How To Survive The Suicide Lane

by Victor D Sandiego | Published: Feb 01, 2023

When I first crossed the border between the United States and Mexico in 2011, driving a Toyota Matrix, I was startled by how the semi trucks, coming from the opposite direction on a two lane highway, crossed into the middle of the road to get around a slower moving vehicle. There was enough space on the shoulder to avoid a head on collision (I’m here, aren’t I?), but I didn’t know at the time that “sharing” the middle of the road was an accepted practice.

These days, I do the same thing. When I travel the highway between Dolores Hidalgo and San Diego de La Unión, I pass tractors and slow moving truck junkers by straddling the no-man’s zone between one side of the highway and the other. Oncoming traffic moves over. I know the drill and so do they.

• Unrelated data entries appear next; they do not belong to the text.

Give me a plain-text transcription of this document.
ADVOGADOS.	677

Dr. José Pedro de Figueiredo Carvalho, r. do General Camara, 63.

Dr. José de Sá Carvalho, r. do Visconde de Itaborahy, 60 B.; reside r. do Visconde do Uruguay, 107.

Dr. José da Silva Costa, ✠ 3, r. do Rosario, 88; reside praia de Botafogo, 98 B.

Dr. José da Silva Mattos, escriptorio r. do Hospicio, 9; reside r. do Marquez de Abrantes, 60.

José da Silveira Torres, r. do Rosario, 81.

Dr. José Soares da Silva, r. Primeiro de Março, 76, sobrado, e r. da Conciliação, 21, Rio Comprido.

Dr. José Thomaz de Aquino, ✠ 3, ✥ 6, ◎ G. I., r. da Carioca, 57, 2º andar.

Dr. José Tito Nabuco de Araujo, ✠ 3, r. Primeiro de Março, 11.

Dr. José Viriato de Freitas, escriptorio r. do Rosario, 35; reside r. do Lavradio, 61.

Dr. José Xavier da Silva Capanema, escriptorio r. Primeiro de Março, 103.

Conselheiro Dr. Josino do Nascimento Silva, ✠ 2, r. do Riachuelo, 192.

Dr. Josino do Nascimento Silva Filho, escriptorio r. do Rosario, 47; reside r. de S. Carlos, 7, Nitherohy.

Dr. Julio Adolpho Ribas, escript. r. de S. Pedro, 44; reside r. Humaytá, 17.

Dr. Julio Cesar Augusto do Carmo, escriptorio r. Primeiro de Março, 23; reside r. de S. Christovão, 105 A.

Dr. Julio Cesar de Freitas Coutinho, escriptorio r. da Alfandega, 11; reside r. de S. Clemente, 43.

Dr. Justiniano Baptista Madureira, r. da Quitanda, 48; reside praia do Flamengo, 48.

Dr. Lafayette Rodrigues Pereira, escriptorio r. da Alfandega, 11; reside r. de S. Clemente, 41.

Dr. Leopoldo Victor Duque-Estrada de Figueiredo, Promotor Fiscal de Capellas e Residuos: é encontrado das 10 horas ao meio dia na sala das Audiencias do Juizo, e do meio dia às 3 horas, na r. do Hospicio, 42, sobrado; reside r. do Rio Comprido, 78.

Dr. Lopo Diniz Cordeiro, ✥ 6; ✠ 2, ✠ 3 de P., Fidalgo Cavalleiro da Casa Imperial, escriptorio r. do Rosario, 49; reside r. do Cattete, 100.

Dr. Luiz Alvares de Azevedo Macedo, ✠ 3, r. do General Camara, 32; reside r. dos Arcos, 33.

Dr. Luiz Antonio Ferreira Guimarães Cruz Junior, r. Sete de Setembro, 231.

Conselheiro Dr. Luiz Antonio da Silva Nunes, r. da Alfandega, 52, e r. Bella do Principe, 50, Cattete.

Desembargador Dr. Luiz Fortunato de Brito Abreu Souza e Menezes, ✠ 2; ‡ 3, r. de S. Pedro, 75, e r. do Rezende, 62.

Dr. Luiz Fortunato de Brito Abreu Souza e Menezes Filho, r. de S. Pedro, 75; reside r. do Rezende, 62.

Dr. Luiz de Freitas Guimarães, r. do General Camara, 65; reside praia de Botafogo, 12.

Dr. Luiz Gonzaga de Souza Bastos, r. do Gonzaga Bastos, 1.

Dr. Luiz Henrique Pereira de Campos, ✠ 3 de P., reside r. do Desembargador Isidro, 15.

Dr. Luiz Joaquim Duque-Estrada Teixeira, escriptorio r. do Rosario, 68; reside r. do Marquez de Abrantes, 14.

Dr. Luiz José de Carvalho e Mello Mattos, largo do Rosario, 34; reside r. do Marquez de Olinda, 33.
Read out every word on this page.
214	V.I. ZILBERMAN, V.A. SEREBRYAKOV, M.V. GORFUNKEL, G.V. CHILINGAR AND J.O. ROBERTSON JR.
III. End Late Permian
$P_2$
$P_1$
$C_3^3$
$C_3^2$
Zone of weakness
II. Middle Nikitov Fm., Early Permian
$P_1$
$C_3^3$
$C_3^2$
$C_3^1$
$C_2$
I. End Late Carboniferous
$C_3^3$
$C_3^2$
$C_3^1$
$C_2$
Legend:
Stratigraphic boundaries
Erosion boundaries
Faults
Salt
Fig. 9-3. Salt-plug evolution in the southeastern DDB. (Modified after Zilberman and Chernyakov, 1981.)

When I was a kid, the shared middle was called the “suicide lane”. But at least it was an actual lane, not just a cultural agreement. California, where I grew up, abandoned suicide lanes at some point as too dangerous, yet when I crossed the border between the United States and Mexico in 2011, I was sufficiently naïve in the driving ways of the world outside of the U.S. to understand that the whole world didn’t have the same traffic expectations as me.

I have lived in Mexico for over twelve years. Certainly long enough to have become acclimated. Occasionally, I get a twinge of strangeness, but I hardly think of Mexico as odd any longer. It’s just the way it is. I suppose I’ve gone native these days. In my book, it’s either that or you run back to the border screaming.

In the spirit of Christmas, I recently gave three cops money to say thanks for their vigilance during the year. I would never in a quadrillion million years attempt the same in the states; they’d be all over me with fucking punk and bribery charges before I could say politician.

Of course I’m not. A bribable politician, I mean. I’m just a guy driving on the sidewalk (hey, only two wheels, it's okay) to let a bus by. You do what you have to do. And yes, I am in agreement: a one way street is just a suggestion. I buy exposed raw meat with flies resting on it and shrug: the frying pan will kill whatever they left behind. I step over stray dog crap on the sidewalk and only think about how the poor leftover canines, abandoned or lost, don’t have enough to eat. [I've adopted several street dogs, but that's another story.]

There’s more. Lots more that seemed really strange twelve years ago. Today, I barely bat an eye.

People, livestock, and carts in the street. Hey, the road's not just for cars. You need to relax and let them pass. It does no good to get upset. Besides, you ever ram a cow with a car? The cow wins.

Roof dogs. They bark all night but I remember the words of a Mexican friend of mine who asked: Why do you listen?

The idea that time definitions are flexible. When somebody tells you they'll do something tomorrow, it really means in some indefinite future, if at all. Now means possibly in a while. Right now means probably in a while.

Information. If someone in the bank or an office tells you of a policy you wish were different, just come back the next day and ask someone else. You usually get a different answer. Same idea with asking directions on the street. People want to help and don’t like to say that they don’t know. You learn to distinguish between guesswork and certainty. Either way, it’s thank you and onward. You can always ask someone else.

All of this adds up to one thing: acceptance. There are so many cultural differences between Mexico and the United States that it would be a Herculean task to mention them all, even if I didn’t still reside in a state of ignorance regarding many of them. I have learned to accept and to trust that what might be different or unusual for me is a normal way of life for everybody around me.

Acceptance and trust are key. Without them, you either need to live in a closed island community of ex-pats (not why I came here), or live in a constant state of frustration when people shake their heads at your insistence that something ought to be handled another way. I’ve seen that latter type and they don’t seem happy.

As for me, I go with the flow and as a result have come to appreciate that despite cultural differences, we all want a lot of the same things. If I must take a detour to get there, that’s okay. I’ll enjoy the scenery along the way.